As indicated by the way the international community is reacting, with all but one of the members of the Lima Group founded in August 2017 to work toward a resolution of the Venezuela situation without the help of the Trump government (Argentina, Brazil, Canada, Chile, Colombia, Costa Rica, Guatemala, Honduras, Mexico, Panama, Paraguay, and Peru), as well as Ecuador (which hosts a couple of thousand Venezuelan refugees, see map below), backing the self-declared temporary president, Juan Guaidó against actual president Nicolás Maduro—while the exception, Mexico, is remaining neutral, as is the European Union.


Via BBC.

Maduro has been a truly terrible president—and I say this as someone who has never been willing to condemn his predecessor, the late Hugo Chávez, and his so-called Bolivarian socialism—whose mismanagement has helped to create something like three and a half million refugees around Latin America, the US, and Spain, which is a real problem for Peru and Ecuador and above all Colombia (he's by no means entirely responsible for the crisis, but he's been wholly incapable of dealing with it). But the constitutional crisis that began when the 2015 elections put the opposition in veto-proof control of the National Assembly can't be resolved by the obviously illegal means he's used to resolve it, especially the creation of a Constituent Assembly in which a third of the members were elected by "social sectors" instead of municipalities, and which was supposed to be drafting a new constitution but ended up appropriating all the legislative power to itself, leaving the National Assembly powerless to do anything at all, and then last year's presidential election, the irregularities of which (most candidates were barred from running, for instance, and the date kept getting changed, leading to an incredibly low turnout of somewhere between 17% and 46%) caused it to be rejected by the UN, the EU, the OAS, and a host of nations not including Russia, China, Cuba, Syria, or Turkey.
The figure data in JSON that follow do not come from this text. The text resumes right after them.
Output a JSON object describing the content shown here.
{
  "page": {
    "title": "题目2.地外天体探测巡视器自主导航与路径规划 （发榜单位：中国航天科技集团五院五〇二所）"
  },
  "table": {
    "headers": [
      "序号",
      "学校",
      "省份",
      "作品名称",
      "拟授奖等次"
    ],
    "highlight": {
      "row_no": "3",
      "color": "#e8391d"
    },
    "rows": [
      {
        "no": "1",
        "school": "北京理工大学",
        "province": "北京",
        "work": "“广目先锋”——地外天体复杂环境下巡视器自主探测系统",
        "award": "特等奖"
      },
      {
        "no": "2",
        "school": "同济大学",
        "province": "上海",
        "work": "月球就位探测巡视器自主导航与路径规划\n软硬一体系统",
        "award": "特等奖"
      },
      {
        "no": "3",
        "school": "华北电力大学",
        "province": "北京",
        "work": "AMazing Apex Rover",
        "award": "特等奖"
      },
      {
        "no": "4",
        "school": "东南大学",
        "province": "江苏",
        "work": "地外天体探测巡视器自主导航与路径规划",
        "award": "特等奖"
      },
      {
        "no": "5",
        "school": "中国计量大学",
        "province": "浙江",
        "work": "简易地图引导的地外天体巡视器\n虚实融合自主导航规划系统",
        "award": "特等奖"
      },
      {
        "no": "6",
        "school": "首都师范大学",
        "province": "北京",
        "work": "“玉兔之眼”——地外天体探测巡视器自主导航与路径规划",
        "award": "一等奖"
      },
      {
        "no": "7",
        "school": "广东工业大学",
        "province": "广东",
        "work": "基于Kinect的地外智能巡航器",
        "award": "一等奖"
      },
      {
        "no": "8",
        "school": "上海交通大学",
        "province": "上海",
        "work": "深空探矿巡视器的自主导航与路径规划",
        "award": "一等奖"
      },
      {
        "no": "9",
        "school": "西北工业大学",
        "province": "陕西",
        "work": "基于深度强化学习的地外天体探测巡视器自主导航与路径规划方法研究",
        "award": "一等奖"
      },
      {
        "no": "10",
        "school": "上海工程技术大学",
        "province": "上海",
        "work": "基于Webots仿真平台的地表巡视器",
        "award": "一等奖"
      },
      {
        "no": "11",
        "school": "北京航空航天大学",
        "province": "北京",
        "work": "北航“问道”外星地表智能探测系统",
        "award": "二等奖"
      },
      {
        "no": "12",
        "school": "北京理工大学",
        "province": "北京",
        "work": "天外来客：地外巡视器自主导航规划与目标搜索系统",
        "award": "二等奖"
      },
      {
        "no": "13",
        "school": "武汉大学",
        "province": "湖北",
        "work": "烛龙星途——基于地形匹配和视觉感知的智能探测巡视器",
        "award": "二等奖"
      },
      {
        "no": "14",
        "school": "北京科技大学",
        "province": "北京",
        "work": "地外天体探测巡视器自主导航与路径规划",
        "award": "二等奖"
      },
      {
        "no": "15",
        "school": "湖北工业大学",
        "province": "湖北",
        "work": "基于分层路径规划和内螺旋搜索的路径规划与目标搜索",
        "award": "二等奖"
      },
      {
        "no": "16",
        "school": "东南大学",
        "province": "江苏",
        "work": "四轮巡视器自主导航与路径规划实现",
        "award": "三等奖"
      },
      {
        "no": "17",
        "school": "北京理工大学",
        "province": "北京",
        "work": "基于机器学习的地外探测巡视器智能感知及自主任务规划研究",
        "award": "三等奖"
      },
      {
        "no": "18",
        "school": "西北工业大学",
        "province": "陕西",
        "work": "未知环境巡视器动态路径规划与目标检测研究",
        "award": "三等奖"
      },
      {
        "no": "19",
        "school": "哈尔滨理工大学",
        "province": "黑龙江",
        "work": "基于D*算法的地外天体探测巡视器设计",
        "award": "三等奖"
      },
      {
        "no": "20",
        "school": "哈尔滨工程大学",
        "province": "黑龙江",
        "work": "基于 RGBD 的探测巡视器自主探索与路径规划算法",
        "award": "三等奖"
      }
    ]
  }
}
And it can be resolved legally by the means that are now being sort of staged, according to article 233 of the constitution providing that the leader of the National Assembly (who is Juan Guaidó) assume the presidency in the absence of a legitimately elected president until such a time as a new presidential election can be held, and article 333, which "calls for citizens to restore and enforce the constitution if it is not followed."
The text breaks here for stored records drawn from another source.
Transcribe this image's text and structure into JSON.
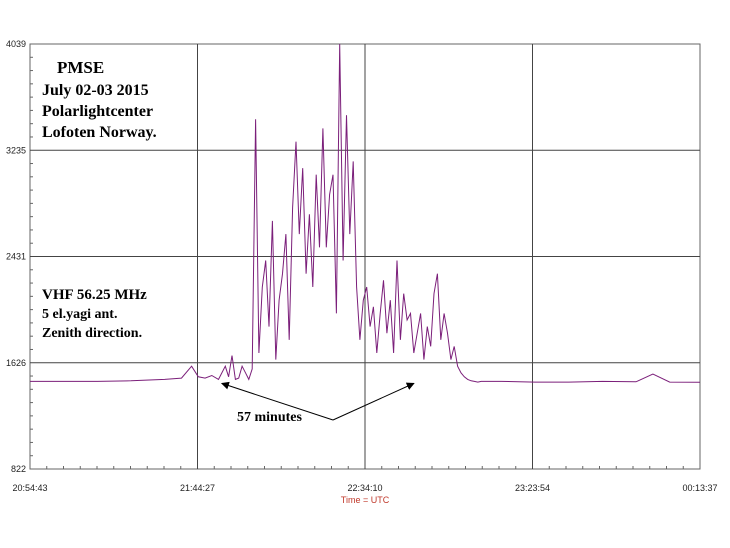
{
  "chart_data": {
    "type": "line",
    "title_lines": [
      "PMSE",
      "July 02-03 2015",
      "Polarlightcenter",
      "Lofoten Norway."
    ],
    "info_lines": [
      "VHF 56.25 MHz",
      "5 el.yagi ant.",
      "Zenith direction."
    ],
    "xlabel": "Time = UTC",
    "ylabel": "",
    "x_tick_labels": [
      "20:54:43",
      "21:44:27",
      "22:34:10",
      "23:23:54",
      "00:13:37"
    ],
    "y_tick_labels": [
      "822",
      "1626",
      "2431",
      "3235",
      "4039"
    ],
    "ylim": [
      822,
      4039
    ],
    "x_minutes_range": [
      0,
      199
    ],
    "grid": true,
    "series": [
      {
        "color": "#7b1f7a",
        "x_minutes": [
          0,
          10,
          20,
          30,
          40,
          45,
          48,
          50,
          52,
          54,
          56,
          58,
          59,
          60,
          61,
          62,
          63,
          64,
          65,
          66,
          67,
          68,
          69,
          70,
          71,
          72,
          73,
          74,
          75,
          76,
          77,
          78,
          79,
          80,
          81,
          82,
          83,
          84,
          85,
          86,
          87,
          88,
          89,
          90,
          91,
          92,
          93,
          94,
          95,
          96,
          97,
          98,
          99,
          100,
          101,
          102,
          103,
          104,
          105,
          106,
          107,
          108,
          109,
          110,
          111,
          112,
          113,
          114,
          115,
          116,
          117,
          118,
          119,
          120,
          121,
          122,
          123,
          124,
          125,
          126,
          127,
          128,
          129,
          130,
          131,
          132,
          133,
          134,
          135,
          136,
          140,
          150,
          160,
          170,
          180,
          185,
          190,
          199
        ],
        "values": [
          1485,
          1485,
          1485,
          1490,
          1500,
          1510,
          1600,
          1520,
          1510,
          1530,
          1500,
          1600,
          1520,
          1680,
          1500,
          1510,
          1600,
          1550,
          1500,
          1580,
          3470,
          1700,
          2200,
          2400,
          1900,
          2700,
          1650,
          2100,
          2300,
          2600,
          1800,
          2800,
          3300,
          2600,
          3100,
          2300,
          2750,
          2200,
          3050,
          2500,
          3400,
          2500,
          2900,
          3050,
          2000,
          4039,
          2400,
          3500,
          2600,
          3150,
          2200,
          1800,
          2100,
          2200,
          1900,
          2050,
          1700,
          2000,
          2250,
          1850,
          2100,
          1700,
          2400,
          1800,
          2150,
          1950,
          2000,
          1700,
          1850,
          2000,
          1650,
          1900,
          1750,
          2150,
          2300,
          1800,
          2000,
          1850,
          1650,
          1750,
          1600,
          1550,
          1520,
          1500,
          1490,
          1485,
          1480,
          1485,
          1485,
          1485,
          1485,
          1480,
          1480,
          1485,
          1482,
          1540,
          1480,
          1478
        ]
      }
    ],
    "annotation": {
      "label": "57 minutes",
      "from_minutes": 57,
      "to_minutes": 114
    }
  }
}
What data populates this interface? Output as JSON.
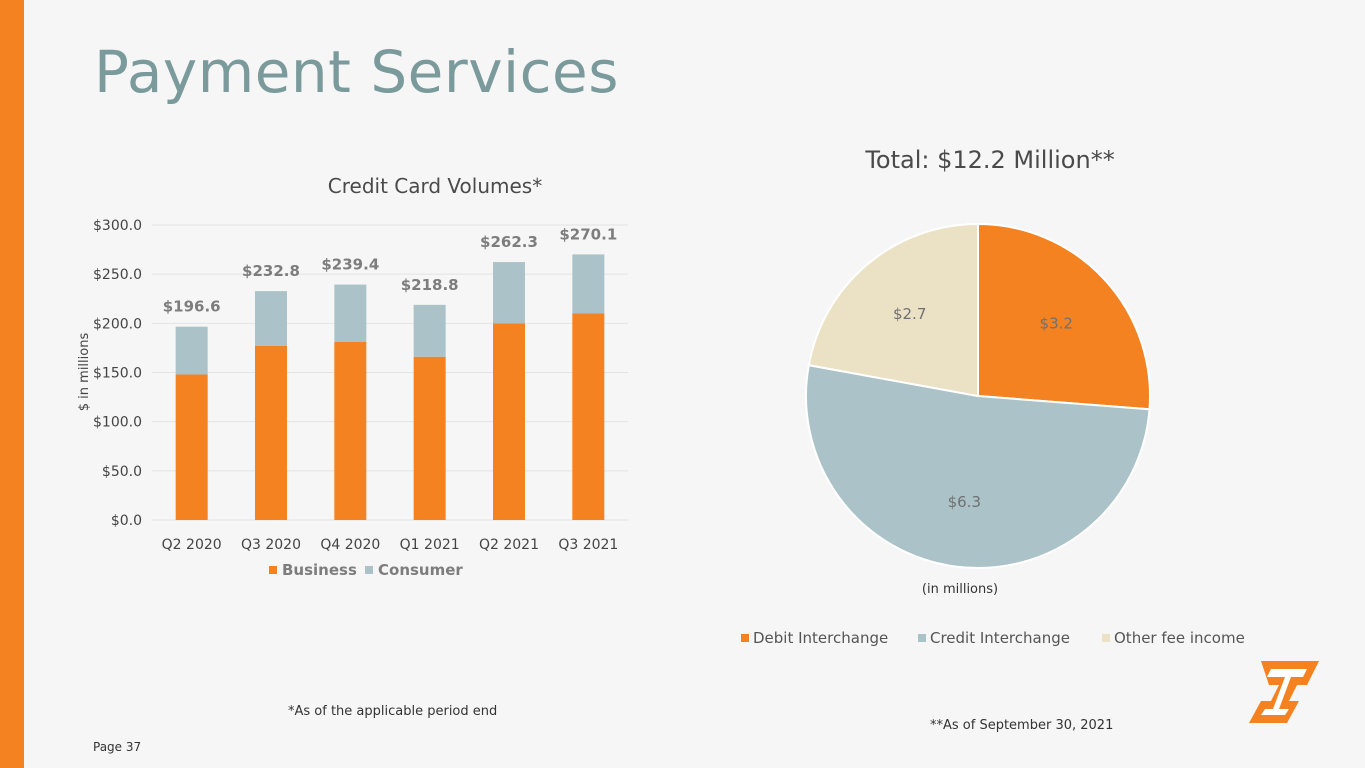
{
  "page_title": "Payment Services",
  "page_number": "Page 37",
  "colors": {
    "accent": "#f58220",
    "consumer": "#abc3c8",
    "other": "#ebe1c4",
    "title": "#7a9a9c"
  },
  "footnotes": {
    "left": "*As of the applicable period end",
    "right": "**As of September 30, 2021"
  },
  "chart_data": [
    {
      "type": "bar",
      "stacked": true,
      "title": "Credit Card Volumes*",
      "xlabel": "",
      "ylabel": "$ in millions",
      "ylim": [
        0,
        300
      ],
      "yticks": [
        0,
        50,
        100,
        150,
        200,
        250,
        300
      ],
      "ytick_labels": [
        "$0.0",
        "$50.0",
        "$100.0",
        "$150.0",
        "$200.0",
        "$250.0",
        "$300.0"
      ],
      "categories": [
        "Q2 2020",
        "Q3 2020",
        "Q4 2020",
        "Q1 2021",
        "Q2 2021",
        "Q3 2021"
      ],
      "series": [
        {
          "name": "Business",
          "values": [
            148,
            177,
            181,
            166,
            200,
            210
          ]
        },
        {
          "name": "Consumer",
          "values": [
            48.6,
            55.8,
            58.4,
            52.8,
            62.3,
            60.1
          ]
        }
      ],
      "totals": [
        196.6,
        232.8,
        239.4,
        218.8,
        262.3,
        270.1
      ],
      "total_labels": [
        "$196.6",
        "$232.8",
        "$239.4",
        "$218.8",
        "$262.3",
        "$270.1"
      ],
      "grid": true,
      "legend": "bottom"
    },
    {
      "type": "pie",
      "title": "Total: $12.2 Million**",
      "unit_note": "(in millions)",
      "labels": [
        "Debit Interchange",
        "Credit Interchange",
        "Other fee income"
      ],
      "values": [
        3.2,
        6.3,
        2.7
      ],
      "value_labels": [
        "$3.2",
        "$6.3",
        "$2.7"
      ],
      "legend": "bottom"
    }
  ]
}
There hasn't been a coup at all, whatever Rubio may be hoping. Maduro is in power, and the military has been backing him all along, though that could possibly change. The American plan involves lifting sanctions on the Venezuelan government now that there is, in the American view, a legitimate president, and shipping them money (kind of the way they accuse Obama of shipping money to Iran, only for real), and does not seem to envisage any violence, only the distribution of humanitarian aid, which Venezuelans really need, and lots of demonstrations (which National Guard members have been allowing to go on).
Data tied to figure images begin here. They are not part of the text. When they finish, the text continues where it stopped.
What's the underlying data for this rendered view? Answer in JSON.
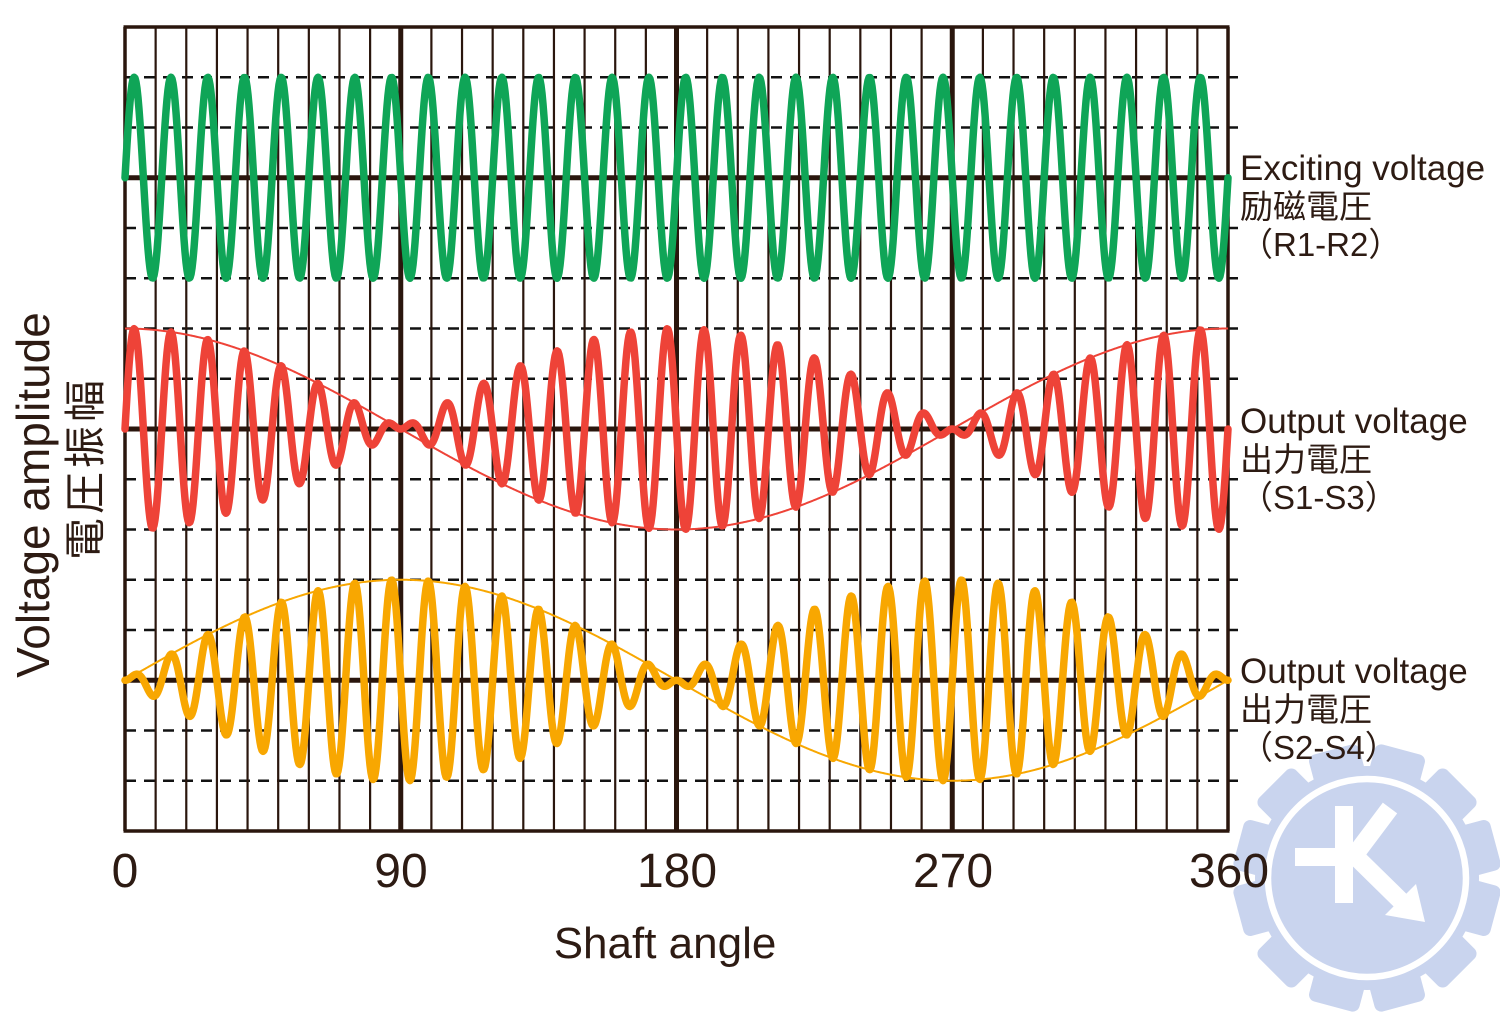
{
  "y_axis": {
    "label_en": "Voltage amplitude",
    "label_ja": "電圧振幅"
  },
  "x_axis": {
    "label": "Shaft angle",
    "ticks": [
      "0",
      "90",
      "180",
      "270",
      "360"
    ]
  },
  "series_labels": [
    {
      "en": "Exciting voltage",
      "ja": "励磁電圧",
      "terminals": "（R1-R2）"
    },
    {
      "en": "Output voltage",
      "ja": "出力電圧",
      "terminals": "（S1-S3）"
    },
    {
      "en": "Output voltage",
      "ja": "出力電圧",
      "terminals": "（S2-S4）"
    }
  ],
  "watermark": {
    "symbol": "K",
    "color": "#c9d4ee",
    "detail_color": "#ffffff"
  },
  "colors": {
    "text": "#2d1b13",
    "grid_solid": "#2a160d",
    "grid_dashed": "#121212",
    "background": "#ffffff",
    "exciting_green": "#0fa557",
    "output_red": "#ee4338",
    "output_yellow": "#f8a701"
  },
  "chart_data": {
    "type": "line",
    "xlabel": "Shaft angle",
    "ylabel": "Voltage amplitude",
    "x": {
      "min_deg": 0,
      "max_deg": 360,
      "ticks_deg": [
        0,
        90,
        180,
        270,
        360
      ],
      "minor_grid_step_deg": 10,
      "major_grid_deg": [
        90,
        180,
        270
      ]
    },
    "y": {
      "bands": 3,
      "band_center_solid_line": true,
      "amplitude_dashed_gridlines": [
        0.5,
        1.0
      ]
    },
    "grid": {
      "on": true,
      "vertical_minor_every_deg": 10,
      "horizontal_dashed": true
    },
    "carrier_cycles_per_rotation": 30,
    "series": [
      {
        "name": "Exciting voltage (R1-R2)",
        "band": 0,
        "color": "#0fa557",
        "amplitude": 1,
        "modulation": "constant",
        "formula": "v(θ) = A·sin(30θ)",
        "envelope_shown": false
      },
      {
        "name": "Output voltage (S1-S3)",
        "band": 1,
        "color": "#ee4338",
        "amplitude": 1,
        "modulation": "cos",
        "formula": "v(θ) = A·cos(θ)·sin(30θ)",
        "envelope_shown": true
      },
      {
        "name": "Output voltage (S2-S4)",
        "band": 2,
        "color": "#f8a701",
        "amplitude": 1,
        "modulation": "sin",
        "formula": "v(θ) = A·sin(θ)·sin(30θ)",
        "envelope_shown": true
      }
    ]
  }
}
Any US intervention other than humanitarian assistance will, in my opinion, be self-defeating, even if it's only money, contributing to Maduro's popularity as he reminds people of the long history of gringo efforts to dominate (as he's been doing in speeches, ignoring the rest of the world and focusing on the honor of being hated by Trump), and Trumpy threats will certainly make things worse:
A senior American official briefing reporters in Washington warned that if Mr. Maduro used force against opponents, the United States could impose new sanctions, and did not rule out the use of military force to stop him. It was not the first time the Trump administration has warned of a “military option” for Venezuela.
But the possibility of a People Power outcome could be a really good thing. I'd hope our government moves really slowly and doesn't try to get ahead of events with a régime change program. The best chances are if the Lima Group completely manages the international response and the US doesn't try to take over. Trump's and the Senate Republicans' incompetence may be a plus here.